Comment 2 Brian Ripley 2013-07-22 12:15:27 UTC
Unfortunately the revised version fails in caschrono:

Errors in running code in vignettes:
when running code in ‘Anx5.Rnw’
  ...
> x1 = as.matrix(seq(1, length(y2)))

> x2 = as.matrix(seq(1, length(y2))^2)

> (m1 = Arima(y2, order = c(1, 1, 0), seasonal = list(order = c(0, 
+     1, 1), period = 12), xreg = x1))

  When sourcing ‘Anx5.R’:
Error: non-finite value supplied by optim

Please take a look. (I have backed this out of R-patched.)
Comment 3 Rob Hyndman 2013-07-23 05:49:30 UTC
OK. That is being caused by a degenerate model being fitted (where the standard error of the coefficient will always be infinite). The author is attempting to fit a model with a time trend, but including both first and seasonal differencing, which makes the time trend redundant.

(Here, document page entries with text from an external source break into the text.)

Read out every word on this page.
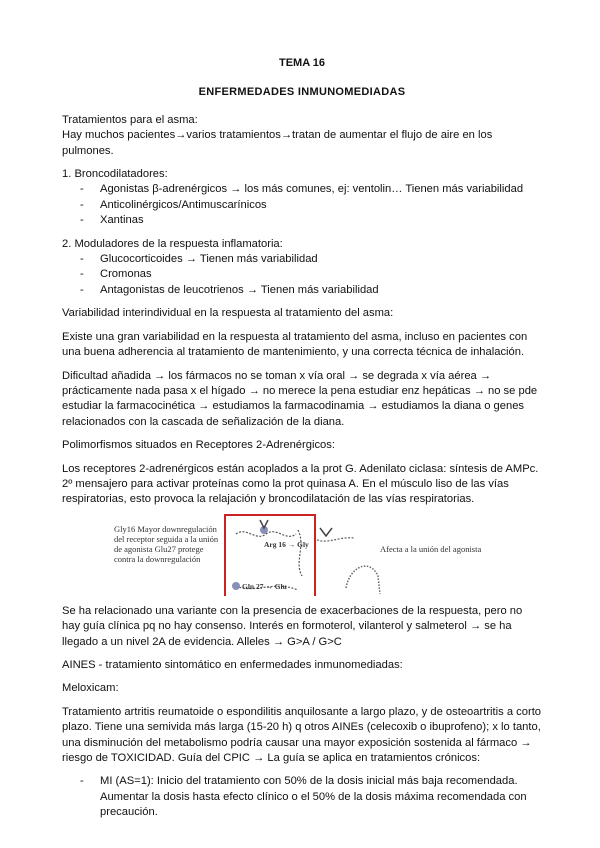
TEMA 16
ENFERMEDADES INMUNOMEDIADAS

Tratamientos para el asma:
Hay muchos pacientes→varios tratamientos→tratan de aumentar el flujo de aire en los pulmones.

1. Broncodilatadores:
- Agonistas β-adrenérgicos → los más comunes, ej: ventolin… Tienen más variabilidad
- Anticolinérgicos/Antimuscarínicos
- Xantinas
2. Moduladores de la respuesta inflamatoria:
- Glucocorticoides → Tienen más variabilidad
- Cromonas
- Antagonistas de leucotrienos → Tienen más variabilidad

Variabilidad interindividual en la respuesta al tratamiento del asma:

Existe una gran variabilidad en la respuesta al tratamiento del asma, incluso en pacientes con una buena adherencia al tratamiento de mantenimiento, y una correcta técnica de inhalación.

Dificultad añadida → los fármacos no se toman x vía oral → se degrada x vía aérea → prácticamente nada pasa x el hígado → no merece la pena estudiar enz hepáticas → no se pde estudiar la farmacocinética → estudiamos la farmacodinamia → estudiamos la diana o genes relacionados con la cascada de señalización de la diana.

Polimorfismos situados en Receptores 2-Adrenérgicos:

Los receptores 2-adrenérgicos están acoplados a la prot G. Adenilato ciclasa: síntesis de AMPc. 2º mensajero para activar proteínas como la prot quinasa A. En el músculo liso de las vías respiratorias, esto provoca la relajación y broncodilatación de las vías respiratorias.

Gly16 Mayor downregulación del receptor seguida a la unión de agonista Glu27 protege contra la downregulación
Arg 16 → Gly
Gln 27 → Glu
Afecta a la unión del agonista

Se ha relacionado una variante con la presencia de exacerbaciones de la respuesta, pero no hay guía clínica pq no hay consenso. Interés en formoterol, vilanterol y salmeterol → se ha llegado a un nivel 2A de evidencia. Alleles → G>A / G>C

AINES - tratamiento sintomático en enfermedades inmunomediadas:

Meloxicam:

Tratamiento artritis reumatoide o espondilitis anquilosante a largo plazo, y de osteoartritis a corto plazo. Tiene una semivida más larga (15-20 h) q otros AINEs (celecoxib o ibuprofeno); x lo tanto, una disminución del metabolismo podría causar una mayor exposición sostenida al fármaco → riesgo de TOXICIDAD. Guía del CPIC → La guía se aplica en tratamientos crónicos:

- MI (AS=1): Inicio del tratamiento con 50% de la dosis inicial más baja recomendada. Aumentar la dosis hasta efecto clínico o el 50% de la dosis máxima recomendada con precaución.
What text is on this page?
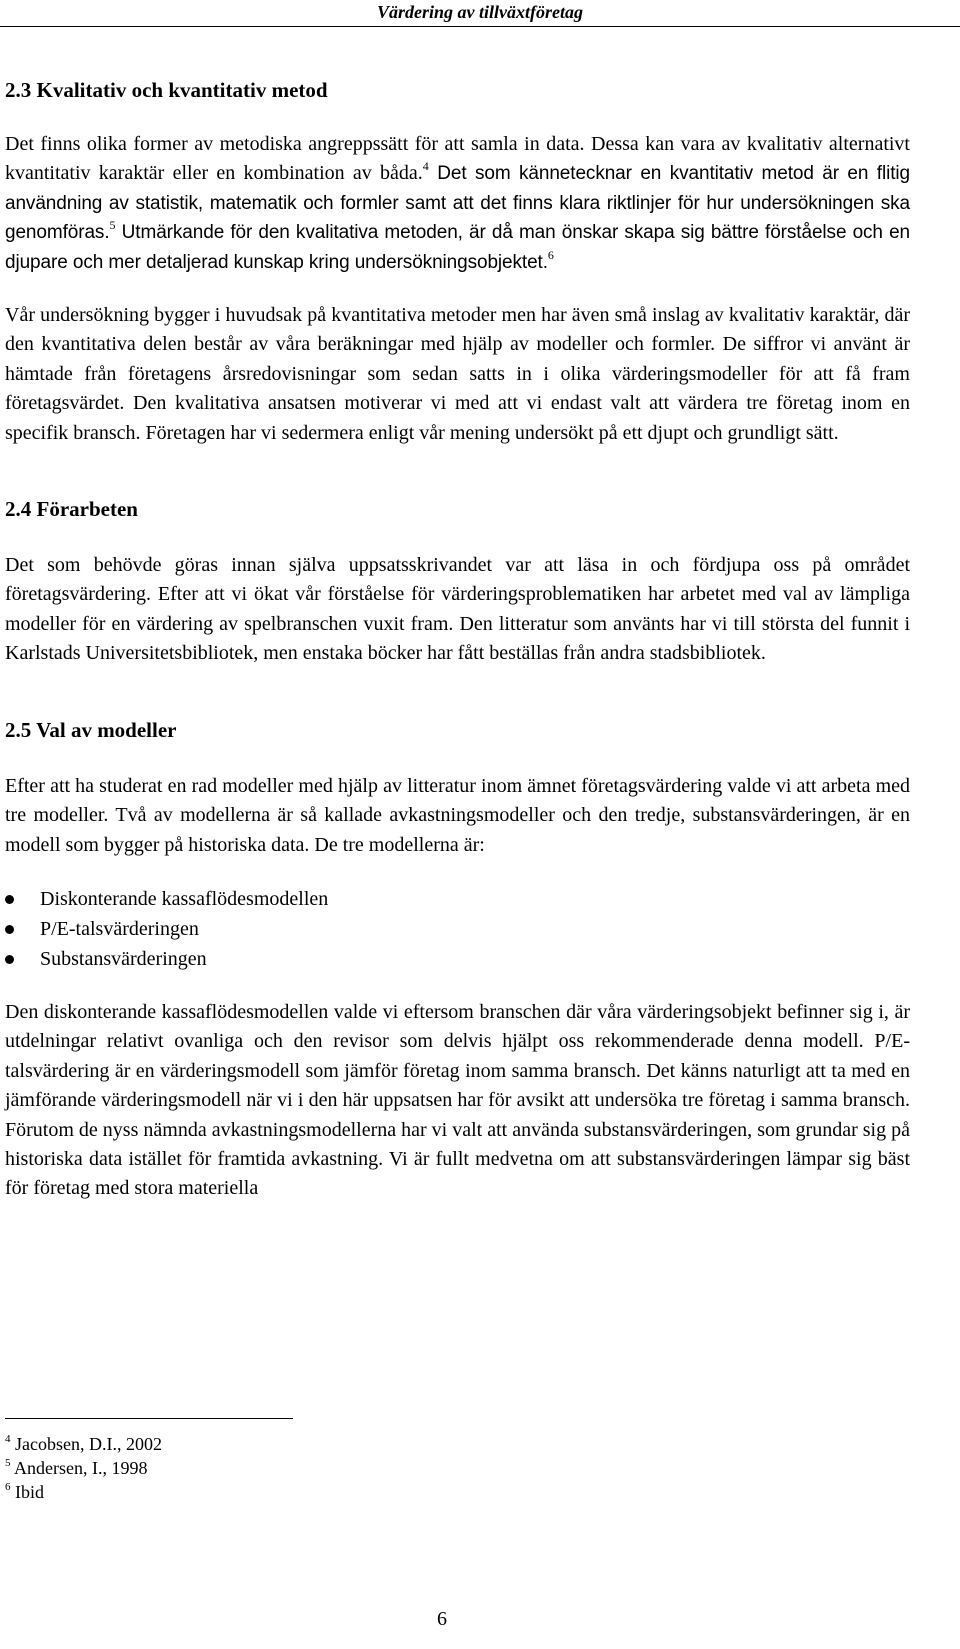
Värdering av tillväxtföretag
2.3 Kvalitativ och kvantitativ metod

Det finns olika former av metodiska angreppssätt för att samla in data. Dessa kan vara av kvalitativ alternativt kvantitativ karaktär eller en kombination av båda.$^4$ Det som kännetecknar en kvantitativ metod är en flitig användning av statistik, matematik och formler samt att det finns klara riktlinjer för hur undersökningen ska genomföras.$^5$ Utmärkande för den kvalitativa metoden, är då man önskar skapa sig bättre förståelse och en djupare och mer detaljerad kunskap kring undersökningsobjektet.$^6$

Vår undersökning bygger i huvudsak på kvantitativa metoder men har även små inslag av kvalitativ karaktär, där den kvantitativa delen består av våra beräkningar med hjälp av modeller och formler. De siffror vi använt är hämtade från företagens årsredovisningar som sedan satts in i olika värderingsmodeller för att få fram företagsvärdet. Den kvalitativa ansatsen motiverar vi med att vi endast valt att värdera tre företag inom en specifik bransch. Företagen har vi sedermera enligt vår mening undersökt på ett djupt och grundligt sätt.

2.4 Förarbeten

Det som behövde göras innan själva uppsatsskrivandet var att läsa in och fördjupa oss på området företagsvärdering. Efter att vi ökat vår förståelse för värderingsproblematiken har arbetet med val av lämpliga modeller för en värdering av spelbranschen vuxit fram. Den litteratur som använts har vi till största del funnit i Karlstads Universitetsbibliotek, men enstaka böcker har fått beställas från andra stadsbibliotek.

2.5 Val av modeller

Efter att ha studerat en rad modeller med hjälp av litteratur inom ämnet företagsvärdering valde vi att arbeta med tre modeller. Två av modellerna är så kallade avkastningsmodeller och den tredje, substansvärderingen, är en modell som bygger på historiska data. De tre modellerna är:

Diskonterande kassaflödesmodellen
P/E-talsvärderingen
Substansvärderingen

Den diskonterande kassaflödesmodellen valde vi eftersom branschen där våra värderingsobjekt befinner sig i, är utdelningar relativt ovanliga och den revisor som delvis hjälpt oss rekommenderade denna modell. P/E-talsvärdering är en värderingsmodell som jämför företag inom samma bransch. Det känns naturligt att ta med en jämförande värderingsmodell när vi i den här uppsatsen har för avsikt att undersöka tre företag i samma bransch. Förutom de nyss nämnda avkastningsmodellerna har vi valt att använda substansvärderingen, som grundar sig på historiska data istället för framtida avkastning. Vi är fullt medvetna om att substansvärderingen lämpar sig bäst för företag med stora materiella

$^4$ Jacobsen, D.I., 2002
$^5$ Andersen, I., 1998
$^6$ Ibid
6
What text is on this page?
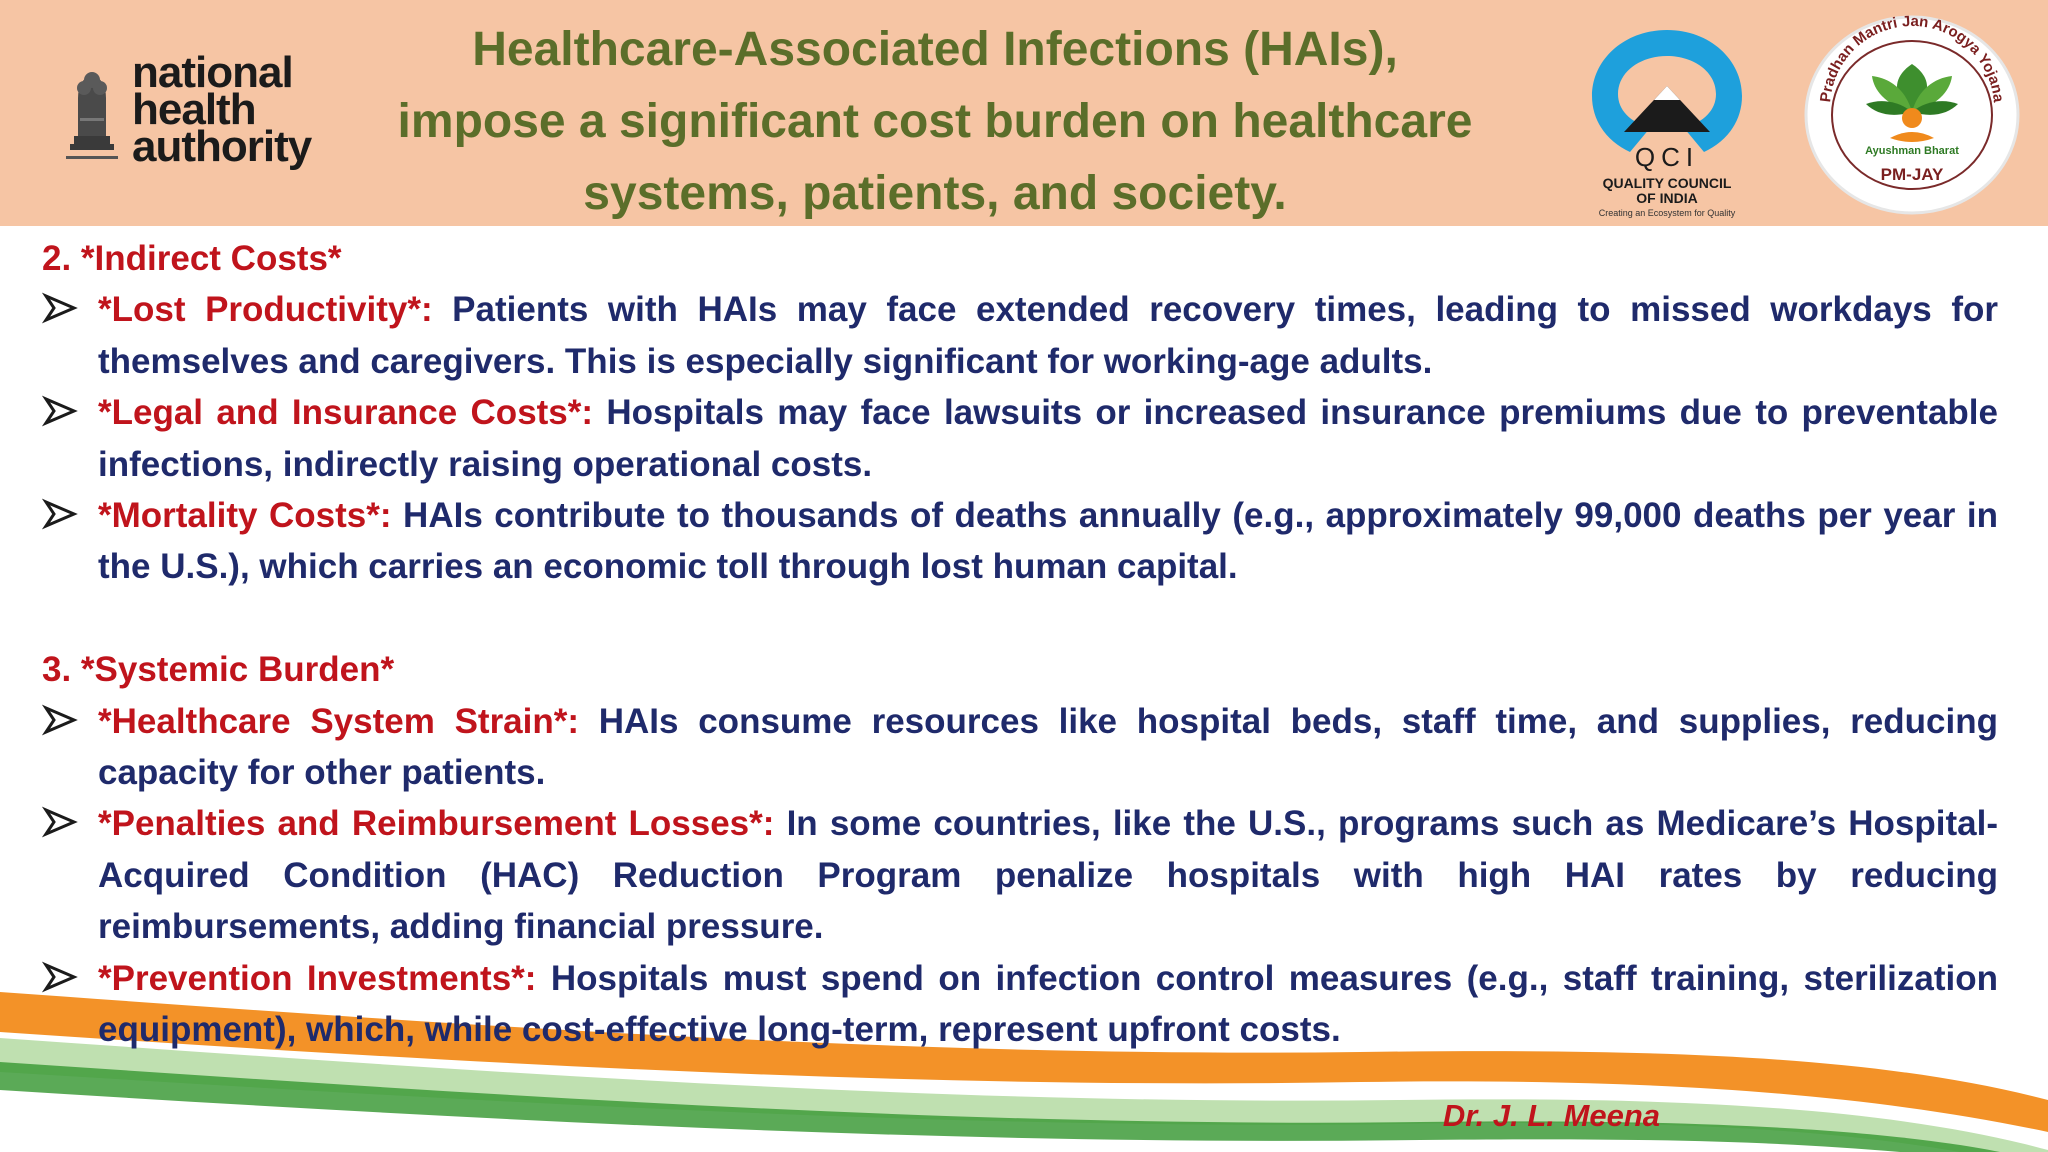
national
health
authority
Healthcare-Associated Infections (HAIs),
impose a significant cost burden on healthcare
systems, patients, and society.
QCI
QUALITY COUNCIL
OF INDIA
Creating an Ecosystem for Quality
Pradhan Mantri Jan Arogya Yojana
Ayushman Bharat
PM-JAY
2. *Indirect Costs*
*Lost Productivity*: Patients with HAIs may face extended recovery times, leading to missed workdays for themselves and caregivers. This is especially significant for working-age adults.
*Legal and Insurance Costs*: Hospitals may face lawsuits or increased insurance premiums due to preventable infections, indirectly raising operational costs.
*Mortality Costs*: HAIs contribute to thousands of deaths annually (e.g., approximately 99,000 deaths per year in the U.S.), which carries an economic toll through lost human capital.
3. *Systemic Burden*
*Healthcare System Strain*: HAIs consume resources like hospital beds, staff time, and supplies, reducing capacity for other patients.
*Penalties and Reimbursement Losses*: In some countries, like the U.S., programs such as Medicare’s Hospital-Acquired Condition (HAC) Reduction Program penalize hospitals with high HAI rates by reducing reimbursements, adding financial pressure.
*Prevention Investments*: Hospitals must spend on infection control measures (e.g., staff training, sterilization equipment), which, while cost-effective long-term, represent upfront costs.
Dr. J. L. Meena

Even before my proposed fix, the ARIMA model was returning NaN for the trend coefficient. With the proposed fix, the problem is simply being captured earlier.

It *should* be returned as an error, or at least as an estimate with infinite variance.

Let me think about how to handle that more gracefully and get back to you.


(In reply to comment #2)
> Unfortunately the revised version fails in caschrono:
> 
> Errors in running code in vignettes:
> when running code in ‘Anx5.Rnw’
>   ...
> > x1 = as.matrix(seq(1, length(y2)))
> 
> > x2 = as.matrix(seq(1, length(y2))^2)
> 
> > (m1 = Arima(y2, order = c(1, 1, 0), seasonal = list(order = c(0, 
> +     1, 1), period = 12), xreg = x1))
> 
>   When sourcing ‘Anx5.R’:
> Error: non-finite value supplied by optim
> 
> Please take a look. (I have backed this out of R-patched.)
Comment 4 Rob Hyndman 2013-07-31 06:11:10 UTC
Here is an alternative that will proceed with the existing approach if the model on differenced data is degenerate. 

Replace line 195 of arima.R with the following:

dx <- x
dxreg <- xreg
if(order[2L] > 0) {
  dx <- diff(dx, 1, order[2L])
  dxreg <- diff(dxreg, 1, order[2L])
}
if(seasonal$period > 1 & seasonal$order[2L] > 0) {
  x <- diff(dx, seasonal$period, seasonal$order[2L])
  dxreg <- diff(dxreg, seasonal$period, seasonal$order[2L])
}
if(length(dx) > ncol(dxreg))
  fit <- lm(dx ~ dxreg - 1, na.action = na.omit)
else
  fit <- list(rank=0)
if(fit$rank==0) {
  # Degenerate model. Proceed anyway so as not to break old code
  fit <- lm(x ~ xreg - 1, na.action = na.omit)
}


(In reply to comment #2)
> Unfortunately the revised version fails in caschrono:
> 
> Errors in running code in vignettes:
> when running code in ‘Anx5.Rnw’
>   ...
> > x1 = as.matrix(seq(1, length(y2)))
> 
> > x2 = as.matrix(seq(1, length(y2))^2)
> 
> > (m1 = Arima(y2, order = c(1, 1, 0), seasonal = list(order = c(0, 
> +     1, 1), period = 12), xreg = x1))
> 
>   When sourcing ‘Anx5.R’:
> Error: non-finite value supplied by optim
> 
> Please take a look. (I have backed this out of R-patched.)
Comment 5 Brian Ripley 2013-07-31 09:44:31 UTC
Thanks, incorporated now and ported to R-patched.